The intial velocity of a particle moving along x axis is u (at t = 0 and x = 0) and its acceleration a is given by a = kx. Which of the following equation is correct between its velocity (v) and position (x)?

To solve the problem, we need to derive the relationship between the velocity \( v \) and the position \( x \) of a particle moving along the x-axis, given that its acceleration \( a \) is proportional to its position \( x \) (i.e., \( a = kx \)). ### Step-by-step Solution: 1. **Understand the relationship between acceleration, velocity, and position**: We know that acceleration \( a \) can be expressed as: \[ a = \frac{dv}{dt} \] Additionally, we can express \( a \) in terms of velocity and position using the chain rule: \[ a = v \frac{dv}{dx} \] 2. **Set up the equation**: Given that \( a = kx \), we can equate the two expressions for acceleration: \[ v \frac{dv}{dx} = kx \] 3. **Rearrange the equation**: We can rearrange this equation to separate variables: \[ v \, dv = kx \, dx \] 4. **Integrate both sides**: Now, we integrate both sides. The left side integrates with respect to \( v \) and the right side with respect to \( x \): \[ \int v \, dv = \int kx \, dx \] This gives us: \[ \frac{v^2}{2} = \frac{kx^2}{2} + C \] where \( C \) is the constant of integration. 5. **Apply the initial conditions**: We know from the problem that at \( t = 0 \) and \( x = 0 \), the initial velocity \( v = u \).
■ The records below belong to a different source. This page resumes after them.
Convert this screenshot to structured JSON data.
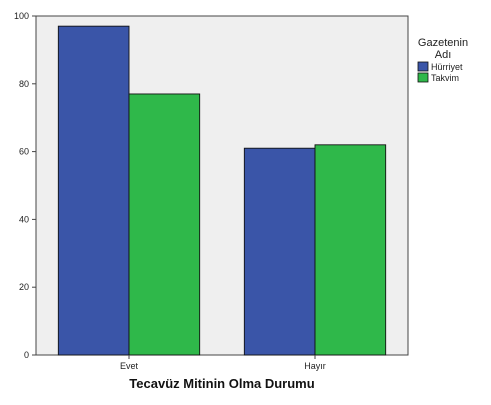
{
  "colors": {
    "plot_background": "#efefef",
    "hurriyet": "#3a55a8",
    "takvim": "#2fb84a",
    "bar_stroke": "#111111"
  },
  "chart_data": {
    "type": "bar",
    "categories": [
      "Evet",
      "Hayır"
    ],
    "series": [
      {
        "name": "Hürriyet",
        "values": [
          97,
          61
        ]
      },
      {
        "name": "Takvim",
        "values": [
          77,
          62
        ]
      }
    ],
    "title": "",
    "xlabel": "Tecavüz Mitinin Olma Durumu",
    "ylabel": "",
    "ylim": [
      0,
      100
    ],
    "yticks": [
      0,
      20,
      40,
      60,
      80,
      100
    ],
    "legend": {
      "title_lines": [
        "Gazetenin",
        "Adı"
      ],
      "placement": "right"
    },
    "grid": false
  }
}
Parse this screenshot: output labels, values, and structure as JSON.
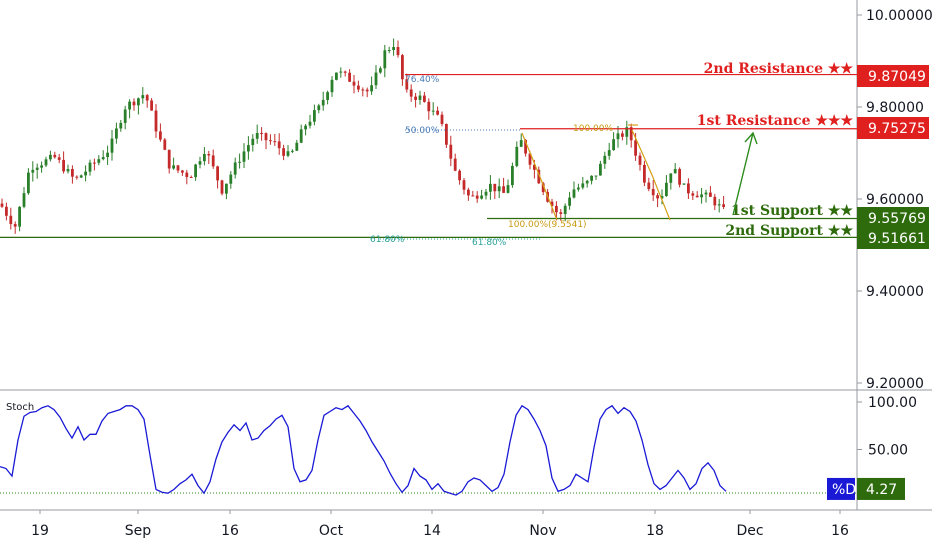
{
  "chart_data": [
    {
      "type": "candlestick",
      "ylim": [
        9.2,
        10.0
      ],
      "y_ticks": [
        "10.00000",
        "9.80000",
        "9.60000",
        "9.40000",
        "9.20000"
      ],
      "x_ticks": [
        "19",
        "Sep",
        "16",
        "Oct",
        "14",
        "Nov",
        "18",
        "Dec",
        "16"
      ],
      "levels": [
        {
          "id": "r2",
          "label": "2nd Resistance ★★",
          "value": "9.87049",
          "color": "#e01f1f"
        },
        {
          "id": "r1",
          "label": "1st Resistance ★★★",
          "value": "9.75275",
          "color": "#e01f1f"
        },
        {
          "id": "s1",
          "label": "1st Support ★★",
          "value": "9.55769",
          "color": "#2e6b0c"
        },
        {
          "id": "s2",
          "label": "2nd Support ★★",
          "value": "9.51661",
          "color": "#2e6b0c"
        }
      ],
      "annotations": [
        "76.40%",
        "50.00%",
        "100.00%",
        "100.00%(9.5541)",
        "61.80%",
        "61.80%"
      ]
    },
    {
      "type": "line",
      "title": "Stoch",
      "ylim": [
        0,
        100
      ],
      "y_ticks": [
        "100.00",
        "50.00"
      ],
      "series": [
        {
          "name": "%D",
          "current_value": "4.27",
          "color": "#1a1ad6",
          "x": [
            0,
            6,
            12,
            18,
            24,
            30,
            36,
            42,
            48,
            54,
            60,
            66,
            72,
            78,
            84,
            90,
            96,
            102,
            108,
            114,
            120,
            126,
            132,
            138,
            144,
            150,
            156,
            162,
            168,
            174,
            180,
            186,
            192,
            198,
            204,
            210,
            216,
            222,
            228,
            234,
            240,
            246,
            252,
            258,
            264,
            270,
            276,
            282,
            288,
            294,
            300,
            306,
            312,
            318,
            324,
            330,
            336,
            342,
            348,
            354,
            360,
            366,
            372,
            378,
            384,
            390,
            396,
            402,
            408,
            414,
            420,
            426,
            432,
            438,
            444,
            450,
            456,
            462,
            468,
            474,
            480,
            486,
            492,
            498,
            504,
            510,
            516,
            522,
            528,
            534,
            540,
            546,
            552,
            558,
            564,
            570,
            576,
            582,
            588,
            594,
            600,
            606,
            612,
            618,
            624,
            630,
            636,
            642,
            648,
            654,
            660,
            666,
            672,
            678,
            684,
            690,
            696,
            702,
            708,
            714,
            720,
            726
          ],
          "y": [
            32,
            30,
            22,
            60,
            85,
            89,
            90,
            94,
            96,
            92,
            84,
            72,
            62,
            74,
            60,
            66,
            66,
            80,
            88,
            90,
            92,
            96,
            96,
            92,
            82,
            44,
            8,
            5,
            4,
            8,
            14,
            18,
            24,
            12,
            4,
            16,
            40,
            58,
            68,
            76,
            70,
            78,
            60,
            62,
            70,
            75,
            82,
            86,
            74,
            30,
            16,
            18,
            28,
            60,
            86,
            90,
            94,
            92,
            96,
            88,
            80,
            70,
            58,
            48,
            38,
            25,
            14,
            5,
            12,
            30,
            22,
            18,
            8,
            14,
            6,
            4,
            2,
            6,
            16,
            20,
            18,
            12,
            6,
            10,
            24,
            58,
            86,
            96,
            92,
            82,
            70,
            54,
            20,
            6,
            8,
            12,
            24,
            20,
            16,
            52,
            82,
            92,
            96,
            88,
            94,
            90,
            80,
            60,
            34,
            14,
            8,
            12,
            20,
            28,
            20,
            8,
            14,
            30,
            36,
            28,
            12,
            6
          ]
        }
      ]
    }
  ]
}
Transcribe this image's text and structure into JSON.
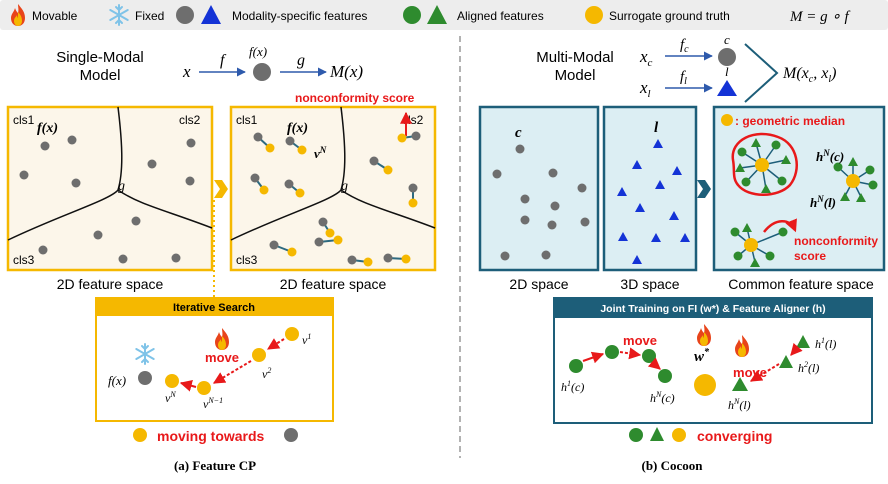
{
  "legend": {
    "movable": "Movable",
    "fixed": "Fixed",
    "modality_features": "Modality-specific features",
    "aligned_features": "Aligned features",
    "surrogate": "Surrogate ground truth",
    "formula": "M = g ∘ f"
  },
  "left": {
    "model_title_1": "Single-Modal",
    "model_title_2": "Model",
    "x": "x",
    "f": "f",
    "fx": "f(x)",
    "g": "g",
    "mx": "M(x)",
    "nonconformity": "nonconformity score",
    "cls1": "cls1",
    "cls2": "cls2",
    "cls3": "cls3",
    "fx_bold": "f(x)",
    "vN_bold": "v",
    "vN_sup": "N",
    "g_label": "g",
    "space_left": "2D feature space",
    "space_right": "2D feature space",
    "search_title": "Iterative Search",
    "move": "move",
    "fx_small": "f(x)",
    "v1": "v",
    "v1_sup": "1",
    "v2": "v",
    "v2_sup": "2",
    "vN": "v",
    "vN_sup_small": "N",
    "vN1": "v",
    "vN1_sup": "N−1",
    "moving_towards": "moving towards",
    "caption": "(a) Feature CP"
  },
  "right": {
    "model_title_1": "Multi-Modal",
    "model_title_2": "Model",
    "xc": "x",
    "xc_sub": "c",
    "xl": "x",
    "xl_sub": "l",
    "fc": "f",
    "fc_sub": "c",
    "fl": "f",
    "fl_sub": "l",
    "c": "c",
    "l": "l",
    "mxcxl": "M(x",
    "geometric_median": ": geometric median",
    "hNc": "h",
    "hNc_sup": "N",
    "hNc_arg": "(c)",
    "hNl": "h",
    "hNl_sup": "N",
    "hNl_arg": "(l)",
    "nonconformity_1": "nonconformity",
    "nonconformity_2": "score",
    "space_2d": "2D space",
    "space_3d": "3D space",
    "space_common": "Common feature space",
    "joint_title": "Joint Training on FI (w*) & Feature Aligner (h)",
    "move_left": "move",
    "move_right": "move",
    "w_star": "w",
    "h1c": "h",
    "h1c_sup": "1",
    "h1c_arg": "(c)",
    "hNc2": "h",
    "hNc2_sup": "N",
    "hNc2_arg": "(c)",
    "h1l": "h",
    "h1l_sup": "1",
    "h1l_arg": "(l)",
    "h2l": "h",
    "h2l_sup": "2",
    "h2l_arg": "(l)",
    "hNl2": "h",
    "hNl2_sup": "N",
    "hNl2_arg": "(l)",
    "converging": "converging",
    "caption": "(b) Cocoon"
  },
  "colors": {
    "orange": "#F5B800",
    "gray": "#6E6E6E",
    "blue": "#1433D6",
    "green": "#2E8B2E",
    "red": "#E8191A",
    "teal_border": "#1D5E79",
    "teal_fill": "#DCEEF3",
    "cream": "#FCF6EA"
  }
}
We can use this to find \( C \): \[ \frac{u^2}{2} = \frac{k(0)^2}{2} + C \] This simplifies to: \[ C = \frac{u^2}{2} \] 6. **Substitute back to find the relationship**: Now substituting \( C \) back into our integrated equation, we have: \[ \frac{v^2}{2} = \frac{kx^2}{2} + \frac{u^2}{2} \] Multiplying through by 2 to eliminate the fractions gives us: \[ v^2 = u^2 + kx^2 \] ### Final Result: The correct equation relating velocity \( v \) and position \( x \) is: \[ v^2 = u^2 + kx^2 \]